C Pointer casting: single int pointer to double char pointer

Question

I am trying to do the following, it does not give me compilation error but gives me a segmentation fault when I run this.

int main(){
int * ptr;
*ptr = 254;
char **ch = (char **)ptr;
printf("\n%x\n",**ch);
}

I basically want to know if something like this is legal, and if so what it does.

*(char **)ptr

where ptr is either of type int or type void

Answer 1

*ptr = 254; here ptr is not allocated memory, that's why producing segmentation fault.

First you need to allocate the memory to ptr , then you can put some value into *ptr .

Next, *(char **)ptr is not legal (neither is char **ch = (char **)ptr; , BTW). If you compile with warnings enabled, you'll get some warning message

warning: initialization from incompatible pointer type

You can easlity understand this if you try to analyze the data type of either variables. Consider a sample code

#include <stdio.h>
#include <stdlib.h>

    int main(){
            int * ptr = malloc(4);
            *ptr = 254;
            char **ch = (char **)ptr;
            printf("\n%x\n",**ch);
    }

To check, if you compile and step through a debugger, you can see,

5           int * ptr = malloc(4);
(gdb) s
6           *ptr = 254;
(gdb) 
7           char **ch = (char **)ptr;
(gdb) p ptr
$1 = (int *) 0x804a008
(gdb) p ch
$2 = (char **) 0xa7c600
(gdb) p *ch
$3 = 0x57e58955 <Address 0x57e58955 out of bounds>
(gdb) p **ch
Cannot access memory at address 0x57e58955

Answer 2

The variable ptr is uninitialized.

A pointer is a variable which stores address.

Here the variable ptr is not initialized to any value.

When it tries to access ptr it crashes for sure.

Because ptr has a junk address value, and you are trying to access that.

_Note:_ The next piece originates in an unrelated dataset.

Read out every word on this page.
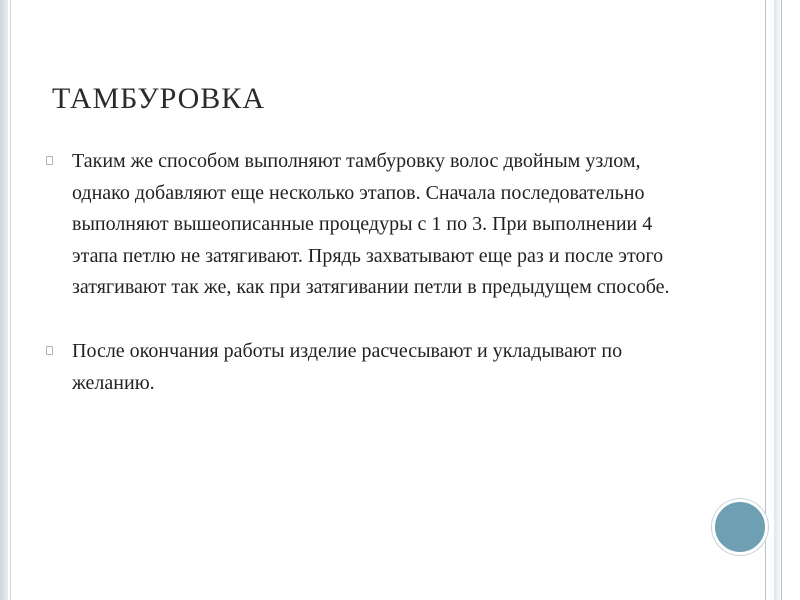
ТАМБУРОВКА
Таким же способом выполняют тамбуровку волос двойным узлом, однако добавляют еще несколько этапов. Сначала последовательно выполняют вышеописанные процедуры с 1 по 3. При выполнении 4 этапа петлю не затягивают. Прядь захватывают еще раз и после этого затягивают так же, как при затягивании петли в предыдущем способе.
После окончания работы изделие расчесывают и укладывают по желанию.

With the given code, that must be the issue.

But the issue is not with the type conversion to char**.

Answer 3

Few things needs to be set right in your code:

1. ptr is a pointer and it should point to some memory location in your case it is not doing so.So you need to allocate some memory and then you need to access the pointer.
2. You are trying to use a character pointer to point to integer pointer. Now this character pointer will have only 1 byte of data to access and not more than that.(Size of integer variable may vary on different platform).

Take a look at the below code: Let's say you assign some memory dynamically using malloc or use a pointer to point to some location as shown below.

#include<stdio.h>
#include<string.h>
   int main(){
      int a =10;
      int * ptr = &a; 
      *ptr = 81;/* ASCII value of Q is 81 */
      printf("%d\n",a);
      char **ch = (char **)&ptr;/* Pointer pointing to a pointer */
      printf("%c\n",**ch);/* You will see Q getting printed */
      /* Now if you want to modify the value of a it can be done */
      **ch = 'R';
      printf("%d\n",a); /* The value stored in a will be 82 ASCII value of R */
      printf("%c\n",**ch);
      printf("%d\n",**ch); /* You should get 82 here */
      /* Now lets say you try to set a to value 290 */
      a = 290;
      printf("%d\n",a);/* You get 290 here */
      printf("%d\n",**ch); /* Sorry you won't get 290 here */ 
      printf("%c\n",**ch); 
      /* Since only 1 byte is what char pointer can access you get equivalent ASCII value for the value matching 8 bits */
   }